Second, the widely used regimens for both new and treated TB patients in China are two months of isoniazid, rifampicin, pyrazinamide and ethambutol followed by four months of isoniazid and rifampicin (2HRZE/4HR) or two months of isoniazid, rifampicin, pyrazinamide, ethambutol and streptomycin followed by six months of isoniazid and rifampicin (2HRZES/6HR) [19].Previous studies showed that about 90% TB patients with resistance to rifampin were also resistant to isoniazid, so drug sensitivity test of rifampin could serve as an index for screening MDR [14]. In our study, 78% patients with resistance to rifampin were MDR. Rifampin resistance is associated with poorer clinical outcomes and requires an increase in duration of therapy. Although the drug resistance was relatively low among the new cases, 37% of MDR patients and 62% of patients with resistance to any first-line anti-TB drugs were from the new cases [20]. Therefore, newly diagnosed patients in economically developed areas should be screened for drug resistance prior to initiate TB treatment [20]. The findings are similar to those from a study in Taiwan, which showed that the acquired MDR-TB prevalence was significantly lower after the implementation of the DOTS and DOTS-plus programmes, while the primary MDR-TB prevalence remained stable [21]. The time trends of drug resistance prevalence varied geographically. A meta-analysis published in 2017 revealed that the MDR TB prevalence among newly diagnosed in Ethiopia in East Africa was 1.7% (95% confidence interval [CI], 1.2–2.3%) and among previously treated TB patients, 14.1% (95% CI, 10.9–17.2%); The overall MDR-TB prevalence showed a stable time trend over the past 10 years [22]. Another meta analysis of the studies conducted in India revealed a worsening trend in DR-TB between the two study decades (decade 1 from 1995 to 2005: 37.7% [95% CI, 29.0–46.4%] vs decade 2 from 2006 to 2015: 46.1% [95% CI, 39.0–53.2%]); The pooled estimate of MDR-TB resistance was higher in previously treated patients (decade 1: 29.8% [95% CI, 20.7–39.0%]; decade 2: 35.8% [95% CI, 29.2–42.4%]) as compared with the newly diagnosed cases (decade 1: 4.1% [95% CI, 2.7–5.6%]; decade 2: 5.6% [95% CI, 3.8–7.4%]) [23].

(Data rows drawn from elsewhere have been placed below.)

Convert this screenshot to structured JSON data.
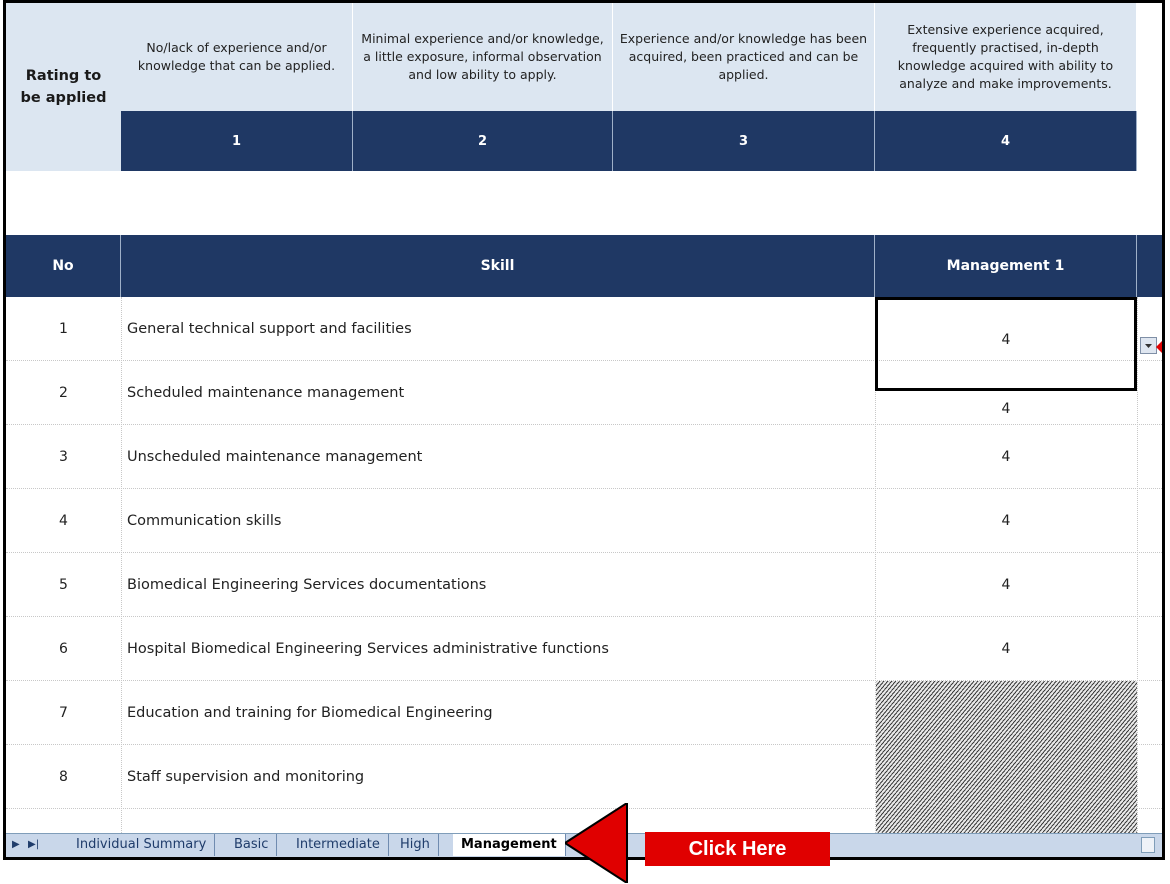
{
  "rating": {
    "label": "Rating  to be applied",
    "levels": [
      {
        "desc": "No/lack of experience and/or knowledge that can be applied.",
        "value": "1"
      },
      {
        "desc": "Minimal experience and/or knowledge, a little exposure, informal observation and low ability to apply.",
        "value": "2"
      },
      {
        "desc": "Experience and/or knowledge has been acquired, been practiced and can be applied.",
        "value": "3"
      },
      {
        "desc": "Extensive experience acquired, frequently practised, in-depth knowledge acquired with ability to analyze and make improvements.",
        "value": "4"
      }
    ]
  },
  "table": {
    "col_no": "No",
    "col_skill": "Skill",
    "col_mgmt": "Management 1",
    "rows": [
      {
        "no": "1",
        "skill": "General technical support and facilities",
        "value": "4"
      },
      {
        "no": "2",
        "skill": "Scheduled maintenance management",
        "value": "4"
      },
      {
        "no": "3",
        "skill": "Unscheduled maintenance management",
        "value": "4"
      },
      {
        "no": "4",
        "skill": "Communication skills",
        "value": "4"
      },
      {
        "no": "5",
        "skill": "Biomedical Engineering Services documentations",
        "value": "4"
      },
      {
        "no": "6",
        "skill": "Hospital Biomedical Engineering Services administrative functions",
        "value": "4"
      },
      {
        "no": "7",
        "skill": "Education and training for Biomedical Engineering",
        "value": ""
      },
      {
        "no": "8",
        "skill": "Staff supervision and monitoring",
        "value": ""
      }
    ]
  },
  "tabs": [
    "Individual Summary",
    "Basic",
    "Intermediate",
    "High",
    "Management"
  ],
  "active_tab": "Management",
  "callout": "Click Here",
  "colors": {
    "header_dark": "#1f3864",
    "header_light": "#dce6f1",
    "callout": "#e00000"
  }
}
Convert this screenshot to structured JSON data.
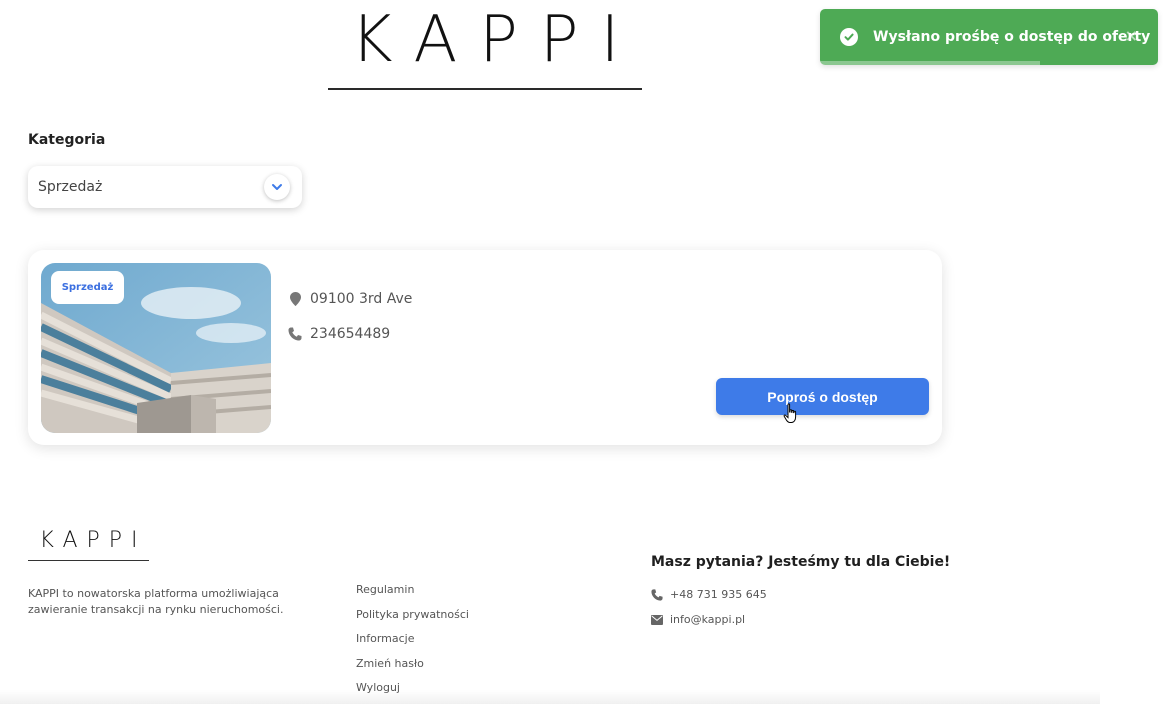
{
  "header": {
    "logo_text": "KAPPI"
  },
  "toast": {
    "message": "Wysłano prośbę o dostęp do oferty",
    "close_label": "×",
    "color": "#4eaa55",
    "progress": 0.65
  },
  "category": {
    "label": "Kategoria",
    "selected": "Sprzedaż"
  },
  "listing": {
    "badge": "Sprzedaż",
    "address": "09100 3rd Ave",
    "phone": "234654489",
    "button_label": "Poproś o dostęp",
    "accent": "#3e7be8"
  },
  "footer": {
    "logo_text": "KAPPI",
    "description": "KAPPI to nowatorska platforma umożliwiająca zawieranie transakcji na rynku nieruchomości.",
    "links": [
      "Regulamin",
      "Polityka prywatności",
      "Informacje",
      "Zmień hasło",
      "Wyloguj"
    ],
    "contact_title": "Masz pytania? Jesteśmy tu dla Ciebie!",
    "phone": "+48 731 935 645",
    "email": "info@kappi.pl"
  },
  "icons": [
    "check-circle-icon",
    "close-icon",
    "chevron-down-icon",
    "map-pin-icon",
    "phone-icon",
    "mail-icon",
    "hand-cursor-icon"
  ]
}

Our study has limitations. First, our study sample only included sputum smear-positive TB patients, but other study showed 17% of drug-resistant and 20% of MDR cases were linked to sputum smear-negative sources [24]. Therefore, the prevalence of drug resistance in our study may be overestimated, and our study findings may not be extrapolated to sputum smear-negative TB cases. Second, we did not do genotyping of TB infections, so we were unable to ascertain the sources of drug-resistant strains among previously treated cases. Third, we did not perform drug sensitivity testing for second-line anti-TB drugs for all MDR patients, the estimations of resistance to second-line anti-TB drugs and extensive drug resistance might be biased.

Conclusions

In summary, our study found higher prevalence of drug resistance and MDR among treated TB patients than among new patients in Hangzhou City, and showed a decreasing trend from years 2011–2015. DOTS-Plus program should be expanded, and greater efforts should be made to screen drug resistance for case finding and to reduce transmission through improving the treatment and management of drug-resistant patients.